Mesmo com o Estatuto do Motorista em vigor desde junho deste ano, os resultados obtidos na Operação ainda preocupam. “Posso afirmar com convicção que em 90% dos casos foram encontradas irregularidades”, conta o procurador Paulo Douglas Almeida. No entanto, ele se diz satisfeito com a possibilidade de verificar in loco os primeiros progressos da Lei 12.619/12. “Mesmo sem a repressão policial, em razão da Resolução 417 do CONTRAN [Conselho Nacional de Trânsito], percebi claramente que os motoristas conhecem a lei e sabem que ela está em vigor”.

Pela Resolução, a PRF está impedida de aplicar multas. No entanto, tal limitação não atinge a fiscalização na esfera trabalhista e a polícia, mesmo sem expedir autos de infração, levantará informações para que o MPT seja municiado em suas investigações e ajuizamento de ações visando ao cumprimento da lei. Por isso, embora a segunda etapa da Operação tenha sido concluída ontem, a PRF continuará encaminhando os Formulários de Constatação de Infração ao Ministério Público do Trabalho.

A parceria entre MPT e PRF é resultado de acordo de cooperação técnica firmado em 8 de outubro com o objetivo de dar mais segurança nas estradas e aos trabalhadores do setor de transporte. Pelo protocolo de execução, as duas instituições vão trocar informações e experiências e planejar projetos e operações conjuntas em todo o território nacional.

Perigo nas estradas

A Lei nº 12.619/2012 rompe com um histórico de exploração do motorista profissional brasileiro. E os primeiros passos foram trilhados em Rondonópolis, onde, além da atuação em atividades preventivas, com participação em seminários e a distribuição de cartilhas e de folders aos sindicatos, profissionais e estudantes, o MPT, em parceria com o Ministério do Trabalho e Emprego e a Polícia Rodoviária Federal, promoveu uma pesquisa inédita por meio da qual se constatou, após análise laboratorial, o uso de psicotrópicos por motoristas do setor de transporte rodoviário de cargas.

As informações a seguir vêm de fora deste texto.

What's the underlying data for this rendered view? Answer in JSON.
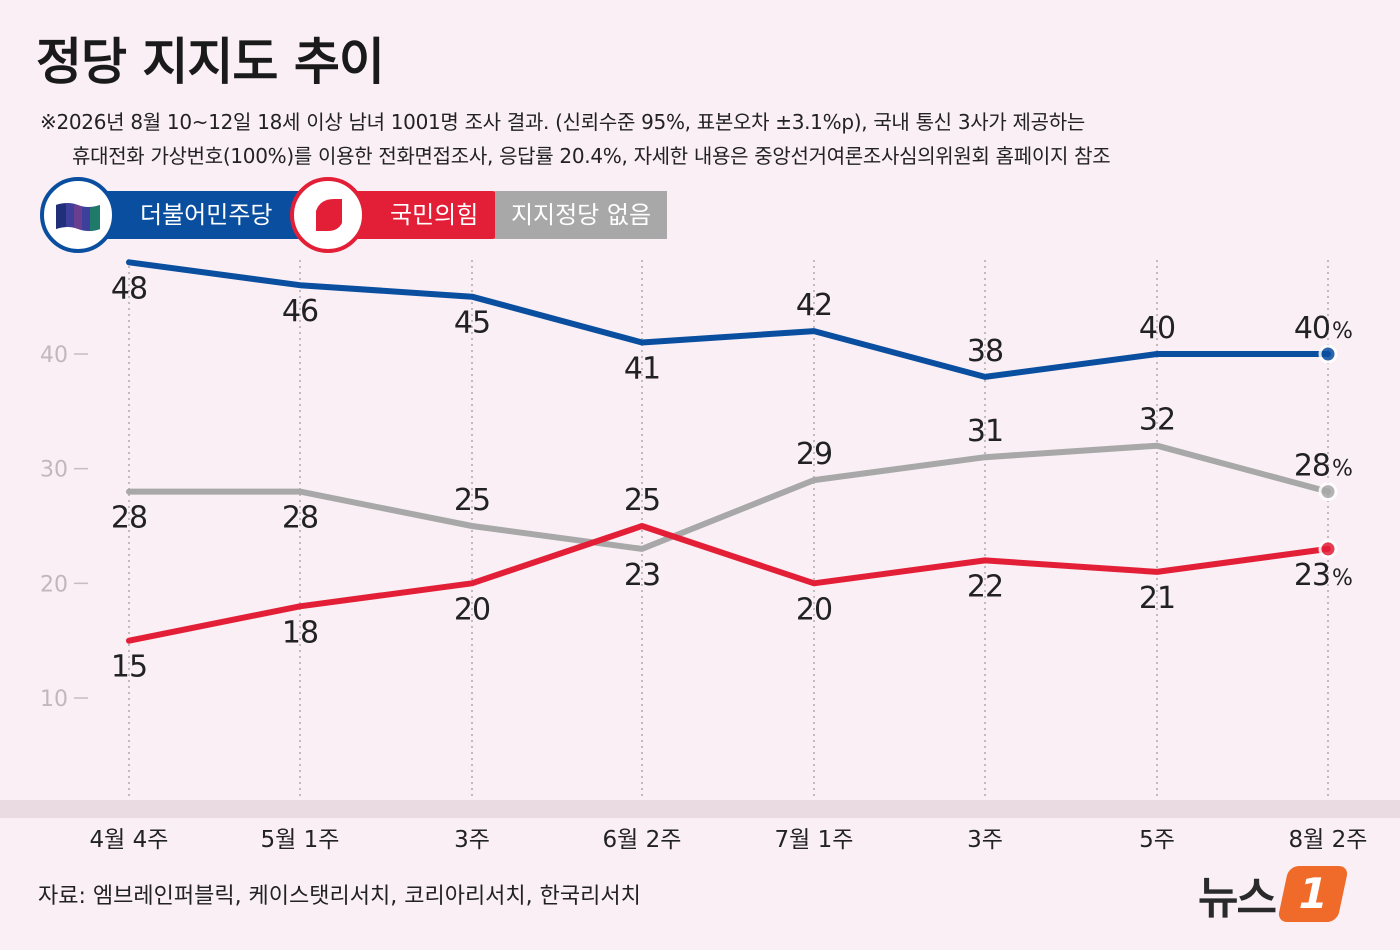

O resultado da pesquisa demonstrou que, de 104 motoristas testados, 51% apresentavam resquícios de cocaína na urina e 3% estavam em evidente estado de alucinação. Quanto à análise da anfetamina, popular “rebite”, houve a constatação de 8% de positividade clínica. Ou seja, para cumprir a jornada de trabalho excessiva, os trabalhadores estavam colocando em risco a própria vida e a de terceiros nas rodovias.

Pioneirismo

Na época, a Procuradoria do Trabalho em Rondonópolis vinha sendo destinatária de numerosas denúncias envolvendo a extrapolação de jornada de trabalho no segmento de transporte rodoviário de cargas. E atendendo ao pedido do Sindicato Laboral, deu início, entre junho e julho de 2007, ao processo de mediação na negociação para homologação da Convenção Coletiva daquele ano da categoria. Mesmo assim, as transportadoras resistiram em reconhecer direitos sociais que resultassem em maiores custos operacionais, como o pagamento de horas extraordinárias.

Diante desse quadro, a PTM de Rondonópolis ajuizou, em dezembro de 2007, a Ação Civil Pública nº 1372.2007.021.23.00-3, no âmbito da qual foi deferida a liminar para limitação da jornada dos motoristas. Embora sua vigência tenha durado pouco tempo, a decisão demonstrou que o debate e a efetiva solução para a questão não podiam mais esperar.

Como resultado, houve uma aproximação das representações classistas laborais e patronais de todo o país. Assim, em Brasília, sob a coordenação da Procuradoria Regional do Trabalho da 10ª Região, instaurou-se um longo processo de negociação que resultou no Projeto de Lei nº 99/2007, o qual, após ser levado à sanção presidencial, deu origem à Lei n. 12.619/2012.